Three Asian stocks for high returns

Each week, a professional investor tells MoneyWeek where he’d put his money now. This week: Samir Mehta, manager of JOHCM Asia ex-Japan Fund.

With muted economic growth in the West, Asia rightly stands out as a more attractive region for investors. It is home to a number of quality companies delivering sustainable, long-term growth. These firms operate scalable businesses capable of growing five or tenfold over the next few years without needing the same amount of capital. That will generate high returns on capital. Such firms also have a strong emphasis on cash-flow generation and can grow in most economic conditions. Here are three I like.

Singapore is enjoying rising consumer incomes and robust corporate earnings. It offers a number of promising stock opportunities. ARA Asset Management (Singapore: ARA) is a Singapore-listed, Asian real-estate fund-management company that manages listed Reits (real-estate investment trusts) and private real-estate funds.

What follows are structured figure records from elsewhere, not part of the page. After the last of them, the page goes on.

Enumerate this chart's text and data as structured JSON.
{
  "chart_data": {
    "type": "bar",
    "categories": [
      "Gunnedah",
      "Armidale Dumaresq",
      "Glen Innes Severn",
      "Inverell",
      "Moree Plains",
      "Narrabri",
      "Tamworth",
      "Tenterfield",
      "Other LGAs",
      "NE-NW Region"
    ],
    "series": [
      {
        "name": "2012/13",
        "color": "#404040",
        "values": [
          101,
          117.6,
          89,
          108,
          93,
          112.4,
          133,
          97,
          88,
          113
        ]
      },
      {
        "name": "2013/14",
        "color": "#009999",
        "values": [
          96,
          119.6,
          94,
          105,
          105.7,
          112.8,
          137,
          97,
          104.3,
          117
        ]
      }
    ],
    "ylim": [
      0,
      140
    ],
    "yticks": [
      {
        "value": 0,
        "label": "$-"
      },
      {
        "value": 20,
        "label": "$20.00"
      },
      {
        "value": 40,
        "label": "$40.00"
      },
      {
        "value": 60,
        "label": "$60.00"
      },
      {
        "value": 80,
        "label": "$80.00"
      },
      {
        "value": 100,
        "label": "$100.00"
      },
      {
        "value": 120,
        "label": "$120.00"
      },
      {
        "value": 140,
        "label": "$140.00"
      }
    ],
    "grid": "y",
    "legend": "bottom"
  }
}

The Reits are listed in Singapore, Hong Kong and Malaysia, and invest in a diversified portfolio of retail, industrial/office and logistics properties. The company also provides real-estate management services. It generates revenues from management fees calculated as a percentage of assets and performance fees for meeting fund return targets.

The assets under management for ARA have increased from US$9.5bn in December 2007 to US$21.8bn in June 2012, while revenues and profits have nearly doubled since 2007. The company trades on a 2013 p/e of 15.5x, with a stable and steady earnings growth outlook for the next couple of years.

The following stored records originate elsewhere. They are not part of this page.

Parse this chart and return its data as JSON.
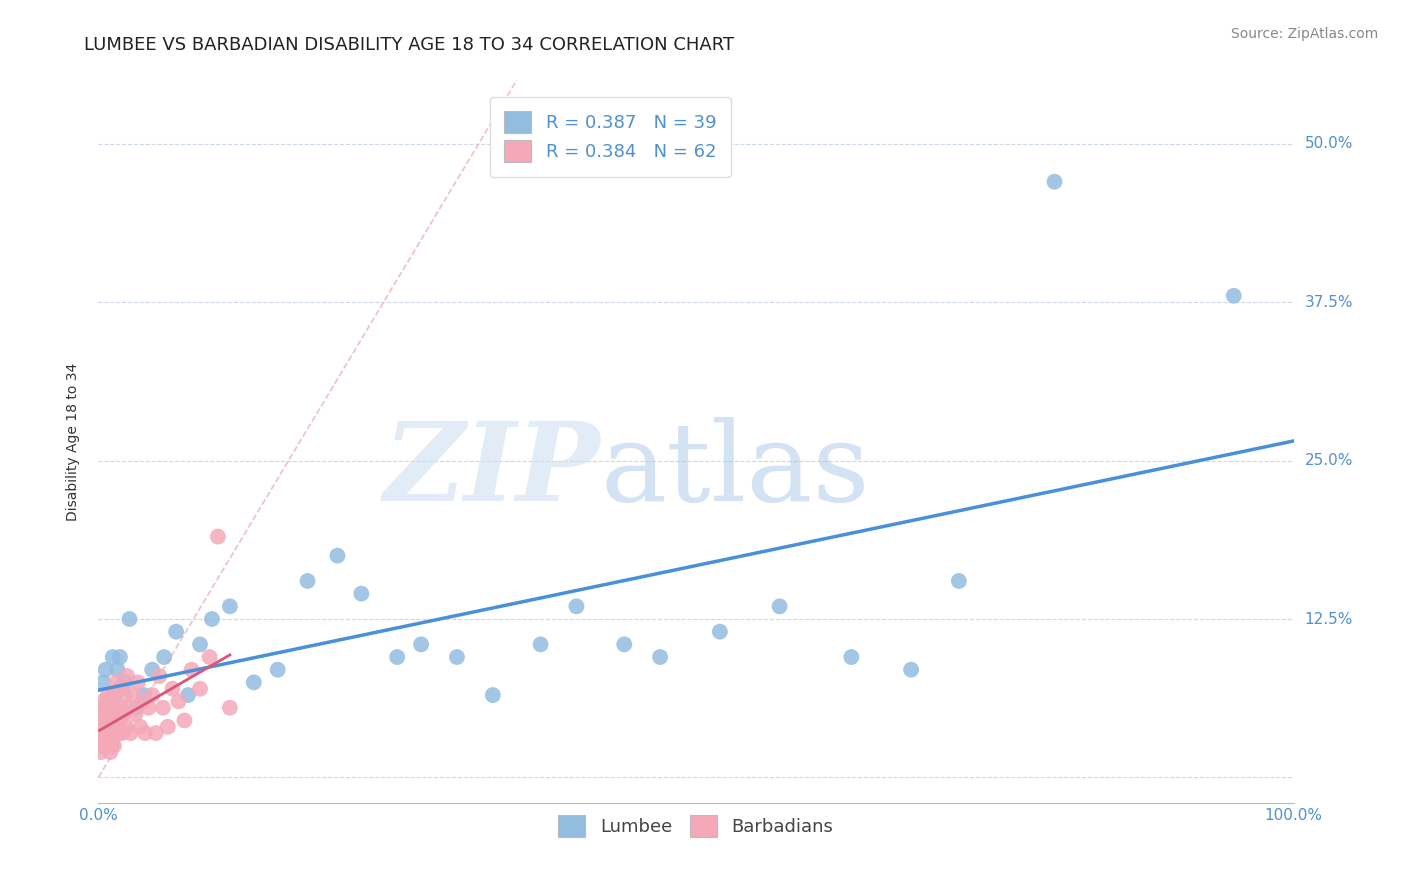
{
  "title": "LUMBEE VS BARBADIAN DISABILITY AGE 18 TO 34 CORRELATION CHART",
  "source": "Source: ZipAtlas.com",
  "ylabel": "Disability Age 18 to 34",
  "xlim": [
    0.0,
    1.0
  ],
  "ylim": [
    -0.02,
    0.55
  ],
  "ytick_positions": [
    0.0,
    0.125,
    0.25,
    0.375,
    0.5
  ],
  "yticklabels_right": [
    "",
    "12.5%",
    "25.0%",
    "37.5%",
    "50.0%"
  ],
  "lumbee_R": "0.387",
  "lumbee_N": "39",
  "barbadian_R": "0.384",
  "barbadian_N": "62",
  "lumbee_color": "#92bce0",
  "barbadian_color": "#f4a8b8",
  "lumbee_line_color": "#4a90d9",
  "barbadian_line_color": "#d9567a",
  "diagonal_color": "#e8b0c0",
  "lumbee_points_x": [
    0.004,
    0.006,
    0.008,
    0.01,
    0.012,
    0.014,
    0.016,
    0.018,
    0.022,
    0.026,
    0.032,
    0.038,
    0.045,
    0.055,
    0.065,
    0.075,
    0.085,
    0.095,
    0.11,
    0.13,
    0.15,
    0.175,
    0.2,
    0.22,
    0.25,
    0.27,
    0.3,
    0.33,
    0.37,
    0.4,
    0.44,
    0.47,
    0.52,
    0.57,
    0.63,
    0.68,
    0.72,
    0.8,
    0.95
  ],
  "lumbee_points_y": [
    0.075,
    0.085,
    0.055,
    0.045,
    0.095,
    0.065,
    0.085,
    0.095,
    0.075,
    0.125,
    0.055,
    0.065,
    0.085,
    0.095,
    0.115,
    0.065,
    0.105,
    0.125,
    0.135,
    0.075,
    0.085,
    0.155,
    0.175,
    0.145,
    0.095,
    0.105,
    0.095,
    0.065,
    0.105,
    0.135,
    0.105,
    0.095,
    0.115,
    0.135,
    0.095,
    0.085,
    0.155,
    0.47,
    0.38
  ],
  "barbadian_points_x": [
    0.001,
    0.001,
    0.002,
    0.002,
    0.002,
    0.003,
    0.003,
    0.004,
    0.004,
    0.005,
    0.005,
    0.006,
    0.006,
    0.007,
    0.007,
    0.008,
    0.008,
    0.009,
    0.009,
    0.01,
    0.01,
    0.011,
    0.011,
    0.012,
    0.012,
    0.013,
    0.013,
    0.014,
    0.015,
    0.015,
    0.016,
    0.017,
    0.018,
    0.018,
    0.019,
    0.02,
    0.021,
    0.022,
    0.023,
    0.024,
    0.025,
    0.027,
    0.029,
    0.031,
    0.033,
    0.035,
    0.037,
    0.039,
    0.042,
    0.045,
    0.048,
    0.051,
    0.054,
    0.058,
    0.062,
    0.067,
    0.072,
    0.078,
    0.085,
    0.093,
    0.1,
    0.11
  ],
  "barbadian_points_y": [
    0.025,
    0.04,
    0.02,
    0.035,
    0.055,
    0.025,
    0.045,
    0.03,
    0.06,
    0.025,
    0.045,
    0.03,
    0.055,
    0.025,
    0.05,
    0.035,
    0.065,
    0.025,
    0.06,
    0.02,
    0.05,
    0.025,
    0.055,
    0.035,
    0.065,
    0.025,
    0.055,
    0.04,
    0.035,
    0.075,
    0.05,
    0.035,
    0.045,
    0.07,
    0.055,
    0.035,
    0.05,
    0.065,
    0.04,
    0.08,
    0.055,
    0.035,
    0.065,
    0.05,
    0.075,
    0.04,
    0.06,
    0.035,
    0.055,
    0.065,
    0.035,
    0.08,
    0.055,
    0.04,
    0.07,
    0.06,
    0.045,
    0.085,
    0.07,
    0.095,
    0.19,
    0.055
  ],
  "grid_color": "#ccd8e8",
  "bg_color": "#ffffff",
  "title_fontsize": 13,
  "axis_label_fontsize": 10,
  "tick_fontsize": 11,
  "legend_fontsize": 13,
  "source_fontsize": 10,
  "tick_color": "#5090d0"
}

My next choice is NetEase (Nasdaq: NTES). Founded in 1997, it is a leading China-based online game services company with a focus on the massively multi-player online role-playing games (MMORPGs) that are hugely popular in Asia.

It licenses ‘World of Warcraft’, one of the most popular games in the world. It also has self-developed games like ‘Fantasy Westward Journey’ and ‘Westward Journey2’. These have seen user numbers grow by more than 60% and 80% respectively over the last four years.

The company derives close to 90% of its revenues from these MMORPG games and hence is less dependent on more cyclical advertising revenues. It currently has about US$2bn in cash and time deposits, generates about US$200m in operating cash flow per quarter, while earnings in 2012 are expected to be more than double the US$271m generated in 2009. The stock is cheap on an earnings multiple of 11.7x for 2012 and 10.3x for 2013.

My final choice LG Household & Healthcare (South Korea: 051910), has three main business divisions. The largest is cosmetics. Its domestic market share is close to 26.5%, neck and neck with its closest competitor, Amorepacific. The household and personal-care division accounts for about 30% of LG’s revenue and 22% of its operating profits.

The company enjoys the highest market share in this sector (more than 30%) and is continuously expanding into new areas such as diapers to take advantage of its distribution network. Finally, the beverage division accounts for about 32% of LG’s sales and 30% of its operating profits. This part of the business has benefited from the purchase of Coca-Cola Beverage in 2007, an operation LG has turned around.

The company plans to launch two to three Coca-Cola brands currently not available in South Korea to increase its number of products. Overall, LG is well placed to tap into Korea’s growing consumer demand.